Magnetism is one of the six energy forms of measurands in sensing. Magnetic sensing plays a critical role in smart living due to various sources of magnetic fields such as magnetic fields from current-carrying wires and permanent magnets which are geometrically determined by Biot-Savart Law and Ampere's Law respectively. These magnetic fields can range from DC to AC, from low frequency to high frequency. Modern civilization heavily relies on electricity which are generated, transmitted, and utilized through various kinds of transmission medium and electrical machines that are composed of current-carrying conductors, electromagnets, and permanent magnets. As such, magnetic field sensing is an important source of data and thus information for condition monitoring of power generation, transmission, and distribution.  

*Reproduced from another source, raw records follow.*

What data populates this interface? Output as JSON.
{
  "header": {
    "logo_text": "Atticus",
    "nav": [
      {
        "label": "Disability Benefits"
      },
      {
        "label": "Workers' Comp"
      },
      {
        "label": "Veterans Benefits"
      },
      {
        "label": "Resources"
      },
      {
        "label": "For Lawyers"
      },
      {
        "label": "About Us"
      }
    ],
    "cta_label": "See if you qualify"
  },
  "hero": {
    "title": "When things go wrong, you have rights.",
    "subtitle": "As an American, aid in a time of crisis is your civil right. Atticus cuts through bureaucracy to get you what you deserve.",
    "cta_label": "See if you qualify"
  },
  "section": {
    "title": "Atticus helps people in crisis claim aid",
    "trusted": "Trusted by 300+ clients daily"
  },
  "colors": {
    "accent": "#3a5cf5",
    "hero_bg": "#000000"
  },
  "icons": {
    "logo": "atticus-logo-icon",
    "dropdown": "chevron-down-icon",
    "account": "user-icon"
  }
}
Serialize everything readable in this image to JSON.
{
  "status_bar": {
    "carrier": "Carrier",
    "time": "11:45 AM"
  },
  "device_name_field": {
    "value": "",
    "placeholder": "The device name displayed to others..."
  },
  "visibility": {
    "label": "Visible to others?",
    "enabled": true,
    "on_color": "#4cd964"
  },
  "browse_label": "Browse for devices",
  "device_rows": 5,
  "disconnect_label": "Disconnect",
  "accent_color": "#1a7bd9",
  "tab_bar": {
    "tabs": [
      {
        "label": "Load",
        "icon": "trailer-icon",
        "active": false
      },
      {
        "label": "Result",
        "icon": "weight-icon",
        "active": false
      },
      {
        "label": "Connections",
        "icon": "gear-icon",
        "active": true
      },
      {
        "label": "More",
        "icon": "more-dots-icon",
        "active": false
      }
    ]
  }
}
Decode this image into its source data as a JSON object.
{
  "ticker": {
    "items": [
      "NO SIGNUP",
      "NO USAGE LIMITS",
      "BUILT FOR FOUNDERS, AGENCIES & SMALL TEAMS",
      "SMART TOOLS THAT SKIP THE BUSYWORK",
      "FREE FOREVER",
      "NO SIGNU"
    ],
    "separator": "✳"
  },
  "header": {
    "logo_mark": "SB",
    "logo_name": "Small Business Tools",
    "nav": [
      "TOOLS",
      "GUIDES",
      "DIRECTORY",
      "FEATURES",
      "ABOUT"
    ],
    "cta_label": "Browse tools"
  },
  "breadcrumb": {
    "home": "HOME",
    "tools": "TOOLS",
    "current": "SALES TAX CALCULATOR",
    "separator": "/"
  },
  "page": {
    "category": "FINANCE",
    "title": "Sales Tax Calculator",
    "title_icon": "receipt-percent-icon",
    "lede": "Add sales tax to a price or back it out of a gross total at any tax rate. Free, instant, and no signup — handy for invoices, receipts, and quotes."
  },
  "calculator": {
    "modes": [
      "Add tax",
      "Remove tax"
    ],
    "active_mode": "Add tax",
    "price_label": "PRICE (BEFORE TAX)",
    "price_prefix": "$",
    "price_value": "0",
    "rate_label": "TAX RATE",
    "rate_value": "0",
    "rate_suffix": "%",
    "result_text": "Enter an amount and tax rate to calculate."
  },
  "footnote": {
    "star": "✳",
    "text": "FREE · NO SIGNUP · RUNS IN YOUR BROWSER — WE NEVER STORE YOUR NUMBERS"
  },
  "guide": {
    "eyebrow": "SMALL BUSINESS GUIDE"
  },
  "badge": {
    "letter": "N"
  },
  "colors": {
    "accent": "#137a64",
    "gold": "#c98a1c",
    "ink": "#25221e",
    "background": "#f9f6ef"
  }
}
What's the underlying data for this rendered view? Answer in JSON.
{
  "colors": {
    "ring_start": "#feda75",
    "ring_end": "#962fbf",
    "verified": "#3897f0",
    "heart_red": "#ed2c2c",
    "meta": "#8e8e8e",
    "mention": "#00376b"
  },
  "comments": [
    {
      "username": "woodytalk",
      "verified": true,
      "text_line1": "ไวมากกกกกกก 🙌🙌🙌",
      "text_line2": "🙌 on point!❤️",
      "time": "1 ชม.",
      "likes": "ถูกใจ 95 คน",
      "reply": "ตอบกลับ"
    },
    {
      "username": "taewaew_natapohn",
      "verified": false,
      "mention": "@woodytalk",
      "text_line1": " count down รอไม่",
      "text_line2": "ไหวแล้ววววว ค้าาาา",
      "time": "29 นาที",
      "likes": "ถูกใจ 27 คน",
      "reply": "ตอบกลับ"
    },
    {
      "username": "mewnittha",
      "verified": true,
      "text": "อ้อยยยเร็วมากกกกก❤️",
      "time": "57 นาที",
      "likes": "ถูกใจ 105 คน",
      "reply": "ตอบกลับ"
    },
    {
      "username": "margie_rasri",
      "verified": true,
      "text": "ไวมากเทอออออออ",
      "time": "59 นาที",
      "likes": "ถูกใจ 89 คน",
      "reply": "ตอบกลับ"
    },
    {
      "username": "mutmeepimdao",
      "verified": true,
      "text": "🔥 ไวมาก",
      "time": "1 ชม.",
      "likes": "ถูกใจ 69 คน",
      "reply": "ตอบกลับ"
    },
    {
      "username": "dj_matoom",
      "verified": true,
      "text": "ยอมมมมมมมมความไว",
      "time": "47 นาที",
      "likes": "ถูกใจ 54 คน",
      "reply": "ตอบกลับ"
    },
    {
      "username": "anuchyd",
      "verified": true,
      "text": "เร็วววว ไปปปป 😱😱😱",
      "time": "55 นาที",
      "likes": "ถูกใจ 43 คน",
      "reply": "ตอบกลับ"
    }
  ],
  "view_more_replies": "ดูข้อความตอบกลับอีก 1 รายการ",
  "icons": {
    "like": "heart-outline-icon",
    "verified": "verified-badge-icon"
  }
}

In this talk, we will discuss the various opportunities and alternatives magnetic field sensing can offer in condition monitoring and anomaly detection in smart grid and smart city. Since it is contactless sensing, its installation is easy and it can be easily retrofitted to the existing plant and equipment. This will minimize cost, avoid wear and tear, and meet stringent reliability requirement. Contactless magnetic sensing can complement the traditional contact measurement techniques and help to overcome the major obstacle towards pervasive sensing due to its scalability.

Biography:

Philip W. T. Pong received a B.Eng. from the University of Hong Kong (HKU) in 2002 with 1st class honours. Then he studied for a PhD in engineering at the University of Cambridge (2002-2005). He was a postdoctoral researcher at the Magnetic Materials Group at the National Institute of Standards and Technology (NIST) for three years. His research interest currently focuses on the development and application of advanced sensing techniques based on electromagnetic sensors in smart grid and smart city. Philip Pong is a Fellow of the Institution of Engineering and Technology (FIET), a Fellow of the Institute of Physics (FInstP), a Fellow of the Energy Institute (FEI), a Fellow of the Institute of Materials, Minerals and Mining (FIMMM), a Fellow of the Hong Kong Institution of Engineers (FHKIE), a Fellow of the NANOSMAT Society (FNS), a chartered physicist (CPhys), a chartered engineer (CEng), a chartered energy engineer, a registered professional engineer (R.P.E. in Electrical, Electronics, Energy), and a Senior Member of IEEE (SMIEEE). He serves on the editorial boards for several IEEE and SCI journals.